In the same brief order, U.S. District Court Judge Aubrey E. Robinson Jr. dealt the former president a second major loss in his most recent attempts to limit access to his presidential materials by ruling that federal archivists can listen to Nixton's private diaries before returning them.

However, any public access to the tape could not occur before a review of the material is completed. That is expected to take at least four years.

The two issues lost by Nixon yesterday were his only remaining challenges to General Services Administration regulations concerning access to his tapes and documents.

Earlier this year, Nixon and the government had settled most aspects of almost five years of litigation over the tapes by agreeing to practically all of the regulations passed by GSA to deal with the issue.

However, after yesterday's ruling, Nixon attorney R. Stan Mortenson said Nixon may renew his challenge to the validity of the remaining regulations because of the government's alleged failure to abide by ground rules laid out in the settlement negotiations.

He said he viewed the government's most recent legal briefs in the case, in which it raised arguments it allegedly had promised to drop, "an absolute breach of the settlement agreement."

Whatever the status of the current settlement, it was clear before yesterday's ruling that Nixon's only remaining objections had been on two issues - the review of his "personal diaries" by archivists and the release of the tapes, not just transcripts, to the public at 12 GSA regional "listening centers" around the United States.

The diaries are contained on Dictabelts Nixon said he dictated at various times.The White House tapes are more than 900 reels of recordings of conversations in the Oval Office, in Nixon's hideaway office at the Old Executive Office Building and at Camp David, and were picked up by sound-activated microphones hidden in those offices.

Nixon said in affidavits filed in the case that the diaries, dictated by him between November 1971 and April 1973, expressed his "personal reflection, thoughts, ideas and concerns with regard to the activities, events and conversations of that day or of immediately preceding days."

The diaries were "never intended by me to assist in any way in the conduct of my duties as president," and reflected his "innermost thoughts and feelings," Nixon said.

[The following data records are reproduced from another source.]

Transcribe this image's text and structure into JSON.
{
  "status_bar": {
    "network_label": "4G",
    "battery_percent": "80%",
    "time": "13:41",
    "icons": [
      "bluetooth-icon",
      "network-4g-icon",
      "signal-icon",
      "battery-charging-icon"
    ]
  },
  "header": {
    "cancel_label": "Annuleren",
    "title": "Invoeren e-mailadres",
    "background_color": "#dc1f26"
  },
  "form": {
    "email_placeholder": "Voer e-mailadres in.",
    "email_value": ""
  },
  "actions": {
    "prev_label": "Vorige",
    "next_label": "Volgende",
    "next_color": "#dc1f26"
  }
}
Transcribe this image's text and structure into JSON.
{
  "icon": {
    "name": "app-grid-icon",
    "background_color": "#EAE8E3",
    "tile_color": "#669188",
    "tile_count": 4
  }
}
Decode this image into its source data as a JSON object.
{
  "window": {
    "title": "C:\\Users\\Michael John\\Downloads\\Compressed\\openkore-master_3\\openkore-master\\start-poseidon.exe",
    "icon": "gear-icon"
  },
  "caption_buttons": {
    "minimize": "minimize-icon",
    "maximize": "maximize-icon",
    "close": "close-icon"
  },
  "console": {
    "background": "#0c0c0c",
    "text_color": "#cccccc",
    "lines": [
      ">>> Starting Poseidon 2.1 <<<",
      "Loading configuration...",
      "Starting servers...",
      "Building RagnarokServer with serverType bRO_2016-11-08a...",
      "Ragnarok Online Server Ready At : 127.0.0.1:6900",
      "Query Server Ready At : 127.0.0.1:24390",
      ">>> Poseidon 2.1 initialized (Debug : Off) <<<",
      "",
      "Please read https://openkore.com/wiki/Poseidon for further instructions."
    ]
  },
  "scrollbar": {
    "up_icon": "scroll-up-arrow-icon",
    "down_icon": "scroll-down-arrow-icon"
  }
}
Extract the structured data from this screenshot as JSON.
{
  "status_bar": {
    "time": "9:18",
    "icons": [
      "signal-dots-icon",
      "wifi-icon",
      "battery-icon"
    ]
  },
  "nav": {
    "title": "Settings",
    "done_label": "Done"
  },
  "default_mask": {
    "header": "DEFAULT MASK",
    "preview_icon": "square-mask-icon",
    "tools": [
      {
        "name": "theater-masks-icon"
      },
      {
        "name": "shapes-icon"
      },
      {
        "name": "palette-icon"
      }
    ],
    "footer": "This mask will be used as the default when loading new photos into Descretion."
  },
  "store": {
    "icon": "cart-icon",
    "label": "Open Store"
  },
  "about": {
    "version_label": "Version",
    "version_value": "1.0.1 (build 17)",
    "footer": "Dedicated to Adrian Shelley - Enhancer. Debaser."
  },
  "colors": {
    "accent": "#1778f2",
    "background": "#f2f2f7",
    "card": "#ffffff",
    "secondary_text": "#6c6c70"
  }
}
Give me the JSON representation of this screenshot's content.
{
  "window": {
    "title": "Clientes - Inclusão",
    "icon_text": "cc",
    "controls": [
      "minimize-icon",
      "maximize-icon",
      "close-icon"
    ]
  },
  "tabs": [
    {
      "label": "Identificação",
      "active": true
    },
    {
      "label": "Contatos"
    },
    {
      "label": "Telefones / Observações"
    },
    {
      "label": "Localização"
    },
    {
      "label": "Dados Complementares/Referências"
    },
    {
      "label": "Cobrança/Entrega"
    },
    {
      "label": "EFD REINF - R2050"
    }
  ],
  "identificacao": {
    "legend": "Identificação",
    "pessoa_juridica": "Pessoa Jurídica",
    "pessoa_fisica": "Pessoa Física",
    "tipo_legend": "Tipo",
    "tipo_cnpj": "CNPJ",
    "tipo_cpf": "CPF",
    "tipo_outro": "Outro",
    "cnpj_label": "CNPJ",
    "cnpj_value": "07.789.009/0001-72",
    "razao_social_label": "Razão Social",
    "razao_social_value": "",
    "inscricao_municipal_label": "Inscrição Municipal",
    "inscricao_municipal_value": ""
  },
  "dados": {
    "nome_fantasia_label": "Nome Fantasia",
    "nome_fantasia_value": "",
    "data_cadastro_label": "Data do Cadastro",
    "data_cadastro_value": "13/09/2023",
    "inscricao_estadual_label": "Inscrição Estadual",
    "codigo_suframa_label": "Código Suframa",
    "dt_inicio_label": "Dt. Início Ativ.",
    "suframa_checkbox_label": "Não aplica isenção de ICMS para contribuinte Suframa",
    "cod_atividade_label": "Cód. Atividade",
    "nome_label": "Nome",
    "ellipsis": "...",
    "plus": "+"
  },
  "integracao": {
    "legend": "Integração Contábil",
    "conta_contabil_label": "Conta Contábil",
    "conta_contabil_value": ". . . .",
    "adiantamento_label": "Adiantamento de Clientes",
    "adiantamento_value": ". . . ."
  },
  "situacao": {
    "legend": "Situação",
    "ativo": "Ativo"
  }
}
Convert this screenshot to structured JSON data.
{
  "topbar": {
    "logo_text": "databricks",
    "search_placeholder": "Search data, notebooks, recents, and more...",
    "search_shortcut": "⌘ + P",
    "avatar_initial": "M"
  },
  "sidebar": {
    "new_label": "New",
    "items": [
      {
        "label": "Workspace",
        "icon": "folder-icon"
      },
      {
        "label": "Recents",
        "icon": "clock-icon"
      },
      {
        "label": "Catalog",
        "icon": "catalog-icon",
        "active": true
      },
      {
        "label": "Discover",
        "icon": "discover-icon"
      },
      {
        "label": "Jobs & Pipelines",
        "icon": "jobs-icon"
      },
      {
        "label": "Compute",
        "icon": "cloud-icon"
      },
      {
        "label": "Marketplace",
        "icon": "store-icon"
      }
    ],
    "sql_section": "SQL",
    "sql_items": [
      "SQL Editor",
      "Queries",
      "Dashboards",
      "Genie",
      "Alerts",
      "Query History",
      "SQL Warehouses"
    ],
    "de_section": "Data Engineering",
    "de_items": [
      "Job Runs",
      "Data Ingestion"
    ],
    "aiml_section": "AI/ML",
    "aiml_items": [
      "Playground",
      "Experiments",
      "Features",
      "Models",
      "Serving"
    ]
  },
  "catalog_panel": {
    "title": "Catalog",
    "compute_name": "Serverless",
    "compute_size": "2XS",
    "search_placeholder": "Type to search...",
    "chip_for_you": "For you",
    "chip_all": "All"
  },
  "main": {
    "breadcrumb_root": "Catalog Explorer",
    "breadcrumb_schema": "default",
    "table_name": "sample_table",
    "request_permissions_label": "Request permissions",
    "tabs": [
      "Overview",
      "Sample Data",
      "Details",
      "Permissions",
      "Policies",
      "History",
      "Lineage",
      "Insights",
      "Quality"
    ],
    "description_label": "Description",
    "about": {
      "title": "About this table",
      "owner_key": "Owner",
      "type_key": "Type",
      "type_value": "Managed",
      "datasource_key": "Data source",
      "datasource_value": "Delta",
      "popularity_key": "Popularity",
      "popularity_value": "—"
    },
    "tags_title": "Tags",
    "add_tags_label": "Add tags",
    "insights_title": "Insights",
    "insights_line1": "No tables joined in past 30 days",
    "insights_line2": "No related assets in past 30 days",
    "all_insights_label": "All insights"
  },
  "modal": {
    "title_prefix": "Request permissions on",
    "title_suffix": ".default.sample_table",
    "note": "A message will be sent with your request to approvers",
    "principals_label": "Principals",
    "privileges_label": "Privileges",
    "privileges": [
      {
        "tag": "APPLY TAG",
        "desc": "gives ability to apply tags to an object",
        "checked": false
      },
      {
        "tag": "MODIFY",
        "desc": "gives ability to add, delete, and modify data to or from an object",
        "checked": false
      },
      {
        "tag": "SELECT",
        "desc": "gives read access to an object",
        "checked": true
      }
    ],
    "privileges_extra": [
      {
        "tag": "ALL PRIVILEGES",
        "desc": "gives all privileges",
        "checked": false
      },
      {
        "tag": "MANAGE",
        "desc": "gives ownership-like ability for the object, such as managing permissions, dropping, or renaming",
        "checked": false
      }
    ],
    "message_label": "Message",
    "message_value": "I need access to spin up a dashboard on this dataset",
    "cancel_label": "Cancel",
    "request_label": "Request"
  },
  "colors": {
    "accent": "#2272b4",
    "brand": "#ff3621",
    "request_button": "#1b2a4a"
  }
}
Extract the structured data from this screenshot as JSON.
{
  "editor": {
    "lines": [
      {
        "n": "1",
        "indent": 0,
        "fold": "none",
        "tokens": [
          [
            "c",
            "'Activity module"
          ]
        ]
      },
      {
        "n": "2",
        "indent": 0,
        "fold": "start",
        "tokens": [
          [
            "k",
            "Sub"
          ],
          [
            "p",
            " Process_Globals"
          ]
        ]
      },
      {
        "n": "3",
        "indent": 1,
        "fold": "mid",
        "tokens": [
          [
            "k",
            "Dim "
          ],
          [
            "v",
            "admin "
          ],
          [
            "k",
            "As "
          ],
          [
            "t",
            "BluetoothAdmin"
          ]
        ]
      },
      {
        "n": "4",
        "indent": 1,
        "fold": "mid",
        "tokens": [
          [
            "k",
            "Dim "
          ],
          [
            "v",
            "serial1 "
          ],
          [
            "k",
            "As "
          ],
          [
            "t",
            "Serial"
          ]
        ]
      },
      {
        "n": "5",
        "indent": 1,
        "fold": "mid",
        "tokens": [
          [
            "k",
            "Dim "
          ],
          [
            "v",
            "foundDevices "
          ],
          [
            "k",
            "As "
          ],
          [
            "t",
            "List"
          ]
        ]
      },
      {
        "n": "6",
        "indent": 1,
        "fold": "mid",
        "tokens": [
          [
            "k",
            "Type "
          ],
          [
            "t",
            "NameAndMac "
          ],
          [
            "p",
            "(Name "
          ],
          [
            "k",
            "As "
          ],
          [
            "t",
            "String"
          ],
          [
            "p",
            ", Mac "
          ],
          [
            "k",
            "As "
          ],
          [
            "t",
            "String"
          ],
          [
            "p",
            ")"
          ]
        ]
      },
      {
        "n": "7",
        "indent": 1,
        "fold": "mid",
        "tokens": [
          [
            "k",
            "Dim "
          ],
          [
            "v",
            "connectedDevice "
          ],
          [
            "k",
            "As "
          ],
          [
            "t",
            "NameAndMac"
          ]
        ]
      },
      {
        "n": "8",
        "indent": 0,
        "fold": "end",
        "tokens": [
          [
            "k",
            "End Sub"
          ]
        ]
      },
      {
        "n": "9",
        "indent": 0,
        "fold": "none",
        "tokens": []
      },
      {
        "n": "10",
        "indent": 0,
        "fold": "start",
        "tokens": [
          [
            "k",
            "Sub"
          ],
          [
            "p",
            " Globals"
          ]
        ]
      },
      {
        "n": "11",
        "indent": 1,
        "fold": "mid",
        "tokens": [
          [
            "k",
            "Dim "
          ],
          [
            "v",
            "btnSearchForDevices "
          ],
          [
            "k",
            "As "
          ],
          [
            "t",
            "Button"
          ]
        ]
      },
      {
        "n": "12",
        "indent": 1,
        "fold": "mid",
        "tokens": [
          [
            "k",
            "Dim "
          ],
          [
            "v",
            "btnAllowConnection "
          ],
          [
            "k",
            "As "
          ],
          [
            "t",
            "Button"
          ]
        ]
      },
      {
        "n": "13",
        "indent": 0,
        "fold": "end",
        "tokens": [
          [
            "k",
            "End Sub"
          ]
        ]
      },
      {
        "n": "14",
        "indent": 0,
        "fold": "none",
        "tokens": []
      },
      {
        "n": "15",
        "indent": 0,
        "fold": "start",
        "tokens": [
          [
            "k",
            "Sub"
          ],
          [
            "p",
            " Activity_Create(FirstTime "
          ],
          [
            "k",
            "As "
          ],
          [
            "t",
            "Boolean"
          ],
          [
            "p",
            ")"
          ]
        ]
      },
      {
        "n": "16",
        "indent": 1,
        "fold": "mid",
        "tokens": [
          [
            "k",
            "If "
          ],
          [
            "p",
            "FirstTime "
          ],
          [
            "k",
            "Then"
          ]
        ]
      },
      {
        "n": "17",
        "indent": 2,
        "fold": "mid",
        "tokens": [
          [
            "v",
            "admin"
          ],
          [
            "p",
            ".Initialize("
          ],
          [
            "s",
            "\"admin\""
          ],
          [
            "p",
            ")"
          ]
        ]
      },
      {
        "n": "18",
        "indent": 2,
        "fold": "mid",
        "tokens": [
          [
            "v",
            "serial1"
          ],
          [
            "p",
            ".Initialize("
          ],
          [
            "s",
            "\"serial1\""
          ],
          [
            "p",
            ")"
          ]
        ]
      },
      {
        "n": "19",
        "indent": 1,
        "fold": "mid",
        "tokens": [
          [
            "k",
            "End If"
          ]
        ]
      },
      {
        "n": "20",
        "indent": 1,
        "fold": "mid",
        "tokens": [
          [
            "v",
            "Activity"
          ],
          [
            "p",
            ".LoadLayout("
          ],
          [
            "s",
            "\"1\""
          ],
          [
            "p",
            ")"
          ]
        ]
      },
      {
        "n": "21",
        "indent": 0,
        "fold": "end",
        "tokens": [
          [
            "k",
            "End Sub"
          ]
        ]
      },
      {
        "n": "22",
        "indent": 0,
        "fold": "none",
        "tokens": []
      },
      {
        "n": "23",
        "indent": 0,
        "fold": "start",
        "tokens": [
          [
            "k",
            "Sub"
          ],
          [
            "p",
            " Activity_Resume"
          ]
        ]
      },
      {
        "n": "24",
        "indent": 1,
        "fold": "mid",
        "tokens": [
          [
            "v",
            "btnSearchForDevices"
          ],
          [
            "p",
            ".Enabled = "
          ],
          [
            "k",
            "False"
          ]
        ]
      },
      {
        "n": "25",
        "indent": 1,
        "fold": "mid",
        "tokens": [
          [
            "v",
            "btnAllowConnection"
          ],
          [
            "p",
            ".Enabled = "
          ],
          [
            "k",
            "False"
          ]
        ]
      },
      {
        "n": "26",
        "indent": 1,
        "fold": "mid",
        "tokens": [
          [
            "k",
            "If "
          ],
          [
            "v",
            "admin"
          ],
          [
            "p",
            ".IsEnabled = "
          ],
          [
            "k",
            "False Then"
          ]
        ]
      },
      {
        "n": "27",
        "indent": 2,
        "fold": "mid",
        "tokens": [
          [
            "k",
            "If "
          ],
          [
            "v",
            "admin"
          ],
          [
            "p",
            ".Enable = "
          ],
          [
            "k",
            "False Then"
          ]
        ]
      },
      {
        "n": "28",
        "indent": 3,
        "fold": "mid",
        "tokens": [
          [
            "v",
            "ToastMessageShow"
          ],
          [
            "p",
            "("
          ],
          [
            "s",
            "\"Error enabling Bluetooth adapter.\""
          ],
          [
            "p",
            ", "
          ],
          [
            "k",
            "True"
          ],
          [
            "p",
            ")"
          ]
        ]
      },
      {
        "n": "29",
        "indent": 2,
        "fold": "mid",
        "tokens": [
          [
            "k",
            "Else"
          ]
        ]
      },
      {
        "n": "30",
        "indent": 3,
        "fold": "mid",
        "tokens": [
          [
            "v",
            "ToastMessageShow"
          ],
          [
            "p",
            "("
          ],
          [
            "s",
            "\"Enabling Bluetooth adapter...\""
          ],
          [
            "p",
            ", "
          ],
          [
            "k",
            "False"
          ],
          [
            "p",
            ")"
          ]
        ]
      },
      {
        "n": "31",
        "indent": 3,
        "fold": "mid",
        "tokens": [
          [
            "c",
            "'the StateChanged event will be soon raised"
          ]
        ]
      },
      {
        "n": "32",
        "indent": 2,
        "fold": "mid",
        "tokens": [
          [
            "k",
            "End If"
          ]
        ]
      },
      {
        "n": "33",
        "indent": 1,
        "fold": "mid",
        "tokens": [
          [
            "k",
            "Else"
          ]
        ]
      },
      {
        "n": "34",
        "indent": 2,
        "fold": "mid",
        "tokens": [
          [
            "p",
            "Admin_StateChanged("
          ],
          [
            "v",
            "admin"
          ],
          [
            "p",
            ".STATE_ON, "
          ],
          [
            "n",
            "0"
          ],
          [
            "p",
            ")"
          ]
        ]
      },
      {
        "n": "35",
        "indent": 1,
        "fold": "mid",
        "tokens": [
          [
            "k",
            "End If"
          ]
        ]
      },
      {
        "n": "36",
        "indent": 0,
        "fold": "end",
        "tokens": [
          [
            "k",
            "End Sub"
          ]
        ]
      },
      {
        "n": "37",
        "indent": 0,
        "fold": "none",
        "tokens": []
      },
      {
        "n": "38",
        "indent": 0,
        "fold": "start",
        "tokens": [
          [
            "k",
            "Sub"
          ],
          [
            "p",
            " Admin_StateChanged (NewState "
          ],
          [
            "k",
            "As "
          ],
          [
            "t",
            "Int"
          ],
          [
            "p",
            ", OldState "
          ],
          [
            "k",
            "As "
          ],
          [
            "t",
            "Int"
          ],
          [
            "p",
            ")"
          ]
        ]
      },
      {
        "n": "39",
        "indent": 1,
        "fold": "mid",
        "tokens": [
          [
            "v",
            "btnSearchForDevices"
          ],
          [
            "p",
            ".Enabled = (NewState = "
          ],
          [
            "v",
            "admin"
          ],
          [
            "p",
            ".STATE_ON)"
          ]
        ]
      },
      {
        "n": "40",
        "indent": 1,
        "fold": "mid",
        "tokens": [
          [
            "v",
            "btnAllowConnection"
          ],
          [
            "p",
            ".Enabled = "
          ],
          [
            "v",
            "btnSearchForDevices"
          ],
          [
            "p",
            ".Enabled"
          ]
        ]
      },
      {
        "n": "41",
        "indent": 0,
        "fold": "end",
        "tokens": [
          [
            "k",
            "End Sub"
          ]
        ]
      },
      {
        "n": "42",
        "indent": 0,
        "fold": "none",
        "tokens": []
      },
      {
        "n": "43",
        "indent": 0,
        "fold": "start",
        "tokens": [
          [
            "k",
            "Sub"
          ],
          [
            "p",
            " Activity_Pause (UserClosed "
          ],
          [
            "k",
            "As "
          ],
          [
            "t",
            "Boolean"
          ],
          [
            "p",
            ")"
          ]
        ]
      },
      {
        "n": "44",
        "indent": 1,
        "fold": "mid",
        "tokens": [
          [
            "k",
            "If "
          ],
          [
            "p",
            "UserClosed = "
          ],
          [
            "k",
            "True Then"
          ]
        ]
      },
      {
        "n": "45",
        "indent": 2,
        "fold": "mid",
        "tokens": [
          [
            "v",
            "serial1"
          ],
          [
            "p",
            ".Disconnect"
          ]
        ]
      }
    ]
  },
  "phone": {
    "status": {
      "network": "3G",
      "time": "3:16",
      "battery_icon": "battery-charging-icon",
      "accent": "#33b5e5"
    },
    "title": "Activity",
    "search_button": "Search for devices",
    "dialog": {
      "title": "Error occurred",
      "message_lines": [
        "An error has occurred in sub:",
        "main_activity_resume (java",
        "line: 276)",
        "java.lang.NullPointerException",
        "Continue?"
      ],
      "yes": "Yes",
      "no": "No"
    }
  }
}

He and his attorneys said the diaries usually began with a "triggering phrase," such as the date, or the words "memorandum to the files," and that once an archivist heard such words he or she should not listen to the rest.

The government claimed, however, that archivists who have monitored more than 624 Dictabelt recordings of the type described by Nixon have found no such "triggering phrases," and that the diaries, as such, may not even exist in the form described by Nixon.

The government agreed that the diaries must be returned to Nixon if they are found and contain only personal matters, but contended that the only way to ascertain that was to listen to the tapes word for word.

Nixon also strongly argued against the release of his White House tapes to the public because they dealt with "one's voice, one's mannerisms, indeed, one's entire private personality."

"When [the president] enters the Oval Office to conduct this nation's business, he may not be entitled to cloak from public scrutiny the decisions he makes and the policies he formulates, but he is entitled, if he chooses, to shut the door on the press, the public, or members of his staff, and go about making the decisions he must make and issuing the decisions he must issue, in whatever personal and private mode he likes," Nixon's attorneys argued.

"If he elects to be profane with an adviser, solicitous to a particular congressman, or contemptuous of a political adversary, he can do so without being inhibited by the specter of the prying eye or uninvited ear," they said.

The government argued that the tapes will present a "more complete and detailed picture of Watergate" and other episodes in the Nixon presidency than merely the release of transcripts.

Also endorsing the release of the tapes were the Reporters Committee for Freedom of the Press, the American Historical Association and the American Political Science Association, which said the tapes "are by far the best evidence of what was said, and perhaps more importantly, how it was said."